The moon was painted with pieces of the real moon. The paint was mixed with pieces from the Dar al Gani 400 meteorite obtained from Bethany Sciences - the Universe Collection. This was the third lunar meteorite found outside of Antarctica and was recovered in the Libyan part of the Sahara Desert in March 1998.

Mars is the only planet on the walk that is painted red. It was painted with pieces from a stone meteorite that fell near the village of Zagami in the Katsina Province in Nigeria in 1964. It is a very young volcanic rock and contains trapped gases in the same percentages as the material tested by the Viking probe in 1976 and the 1997 Pathfinder mission.
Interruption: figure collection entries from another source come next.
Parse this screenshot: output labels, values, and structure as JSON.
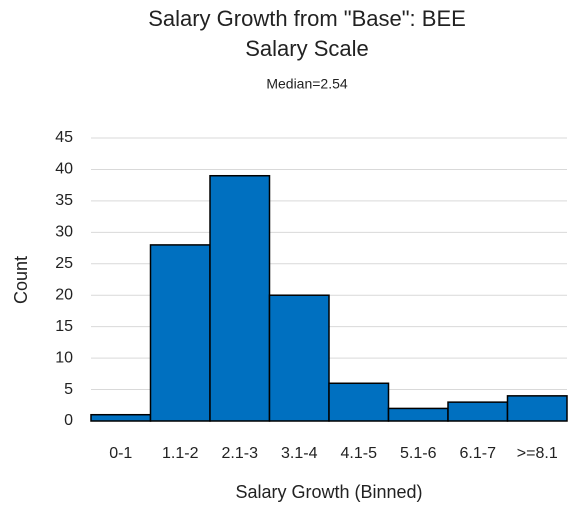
{
  "chart_data": {
    "type": "bar",
    "title": "Salary Growth from \"Base\": BEE Salary Scale",
    "subtitle": "Median=2.54",
    "xlabel": "Salary Growth (Binned)",
    "ylabel": "Count",
    "categories": [
      "0-1",
      "1.1-2",
      "2.1-3",
      "3.1-4",
      "4.1-5",
      "5.1-6",
      "6.1-7",
      ">=8.1"
    ],
    "values": [
      1,
      28,
      39,
      20,
      6,
      2,
      3,
      4
    ],
    "color": "#0070c0",
    "ylim": [
      0,
      45
    ],
    "yticks": [
      0,
      5,
      10,
      15,
      20,
      25,
      30,
      35,
      40,
      45
    ],
    "grid": true
  }
}
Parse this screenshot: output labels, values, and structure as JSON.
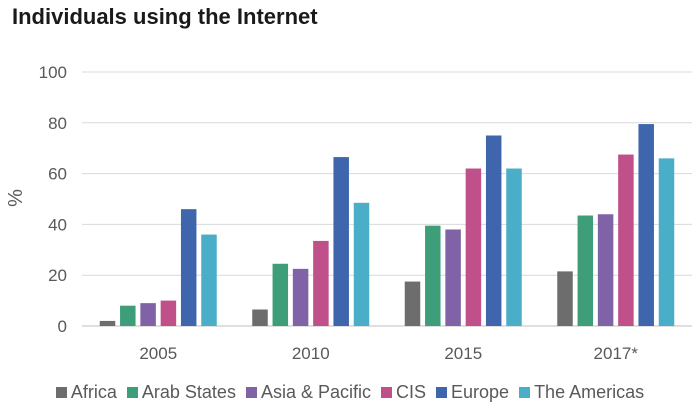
{
  "chart_data": {
    "type": "bar",
    "title": "Individuals using the Internet",
    "ylabel": "%",
    "xlabel": "",
    "ylim": [
      0,
      100
    ],
    "yticks": [
      "0",
      "20",
      "40",
      "60",
      "80",
      "100"
    ],
    "grid": true,
    "legend_position": "bottom",
    "categories": [
      "2005",
      "2010",
      "2015",
      "2017*"
    ],
    "series": [
      {
        "name": "Africa",
        "color": "#6d6d6d",
        "values": [
          2,
          6.5,
          17.5,
          21.5
        ]
      },
      {
        "name": "Arab States",
        "color": "#3e9e7a",
        "values": [
          8,
          24.5,
          39.5,
          43.5
        ]
      },
      {
        "name": "Asia & Pacific",
        "color": "#7f63a6",
        "values": [
          9,
          22.5,
          38,
          44
        ]
      },
      {
        "name": "CIS",
        "color": "#c0508a",
        "values": [
          10,
          33.5,
          62,
          67.5
        ]
      },
      {
        "name": "Europe",
        "color": "#3f65ad",
        "values": [
          46,
          66.5,
          75,
          79.5
        ]
      },
      {
        "name": "The Americas",
        "color": "#4aaec9",
        "values": [
          36,
          48.5,
          62,
          66
        ]
      }
    ]
  }
}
In addition to the sun and the planets, there is an asteroid belt between Mars and Jupiter. The belt, painted to look like a man's belt, was painted with pieces of the meteorite that created Meteor Crater in Arizona, hit about 30,000 years ago, leaving a crater 4,000 feet across and 600 feet deep. Upon impact, a meteorite is believed to have vaporized and fragments were thrown as far as 11 miles.

At each planet location, there is a sign painted on the sidewalk that states the name of the planet, the distance to the sun in miles, and the diameter of the planet in miles.

Each planet has a north and south pole marker, indicating the tilt of the axis.

Rings were added to the four planets that have rings. A red spot was added to Jupiter, representing the Great Red Spot storm on the planet.

At the beginning of the trail there is a sign that identifies the project and provides additional astronomical information and the names of the groups that painted each of the planets.

The vastness of space starts to become apparent after the planet Mars, as you continue your journey to the outer planets.

We have sent many spacecraft to the near planets (Mercury, Venus, and Mars), only a few spacecraft to Jupiter and Saturn, only one to Uranus and Neptune, and none to Pluto. The walking tour of the solar system helps show the vastness of space and helps in understanding the difficulties in space exploration. The planet walk ends at Pluto which is 3.6 billion miles from the sun - one mile from the sun on the trail.

The Juneau Community Planet Walk is an interactive experience. Just by taking a walk, one learns the vastness of space - and our place in the universe.

I was invited to contribute to this column, which usually is about birds, so I will close by saying that I often see birds during my walk through the solar system.

Michael Orelove is an amateur astronomer and volunteer at Marie Drake Planetarium.